Malraux's Death Sentences

Lawrence Kritzman (Dartmouth)
Friday, April 25, 2014 - 3:30pm
Petersen Room, Allen Library (4th Floor, Room 485)

The lecture will treat the Lazare section of the second part of Malraux's Anti-Mémires, La Corde et les souris. In that text Malraux attempts to overcome human transcience and mortality by memorializing the ephemeral through the artifice of writing. The rhetoric of the writer's self-portrait affords the subject a reprieve from death by effacing the inherent status of contingency. Like Montaigne's famous fall form the horse in which the writer narrates the journey to death and its returnm, Malraux's text asks us to contemplate how one can possibly narrate that which cannot possibly be narrated.  
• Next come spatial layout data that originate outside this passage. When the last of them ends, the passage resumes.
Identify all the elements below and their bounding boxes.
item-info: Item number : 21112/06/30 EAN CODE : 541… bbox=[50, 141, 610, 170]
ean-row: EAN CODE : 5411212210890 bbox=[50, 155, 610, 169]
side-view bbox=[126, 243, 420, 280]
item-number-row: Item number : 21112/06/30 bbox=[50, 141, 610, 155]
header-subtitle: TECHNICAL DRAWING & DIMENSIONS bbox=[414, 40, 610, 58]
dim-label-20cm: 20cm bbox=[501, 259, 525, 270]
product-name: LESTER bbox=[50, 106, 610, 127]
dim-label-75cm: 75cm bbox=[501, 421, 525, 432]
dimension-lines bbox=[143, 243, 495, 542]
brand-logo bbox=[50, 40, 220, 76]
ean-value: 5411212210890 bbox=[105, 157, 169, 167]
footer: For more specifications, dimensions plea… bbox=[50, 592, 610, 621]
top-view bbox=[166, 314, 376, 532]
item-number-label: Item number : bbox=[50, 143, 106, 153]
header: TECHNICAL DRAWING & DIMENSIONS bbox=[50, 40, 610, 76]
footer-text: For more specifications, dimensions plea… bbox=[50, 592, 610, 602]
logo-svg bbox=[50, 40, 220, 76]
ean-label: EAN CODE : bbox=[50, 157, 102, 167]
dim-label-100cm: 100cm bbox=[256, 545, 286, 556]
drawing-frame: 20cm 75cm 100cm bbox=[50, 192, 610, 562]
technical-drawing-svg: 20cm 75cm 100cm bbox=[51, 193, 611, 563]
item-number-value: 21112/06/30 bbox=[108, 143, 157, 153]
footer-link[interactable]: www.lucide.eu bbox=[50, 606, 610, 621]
Lawrence Kritzman is Professor of French & Comparative Literature at Dartmouth College, and is a leading academic authority on psychoanalysis, 16th- and 20th-century French literature and culture, intellectual history, and critical theory. He is also a prolific and respected public scholar and advocate for French Studies, who has published on contemporary politics and is frequently interviewed by French and English media. In recognition of his work as a cultural ambassador, he has received many honors from the French government, most recently membership in the Legion d'Honneur (2012) and the Societe d'histoire litteraire de la France (2013). Some of his many single-authored books include influential studies of Renaissance gender and sexuality, and rhetoric and imagination in Montaigne. He is a co-author, editor, and general "rassembleur" of leading scholars of Francophone intellectual culture, an example of which is the monumental Columbia History of Twentieth Century French Thought (2006). He is also the founder of the  Institute of French Cultural Studies, a unique professional development workshop for younger scholars entering the profession.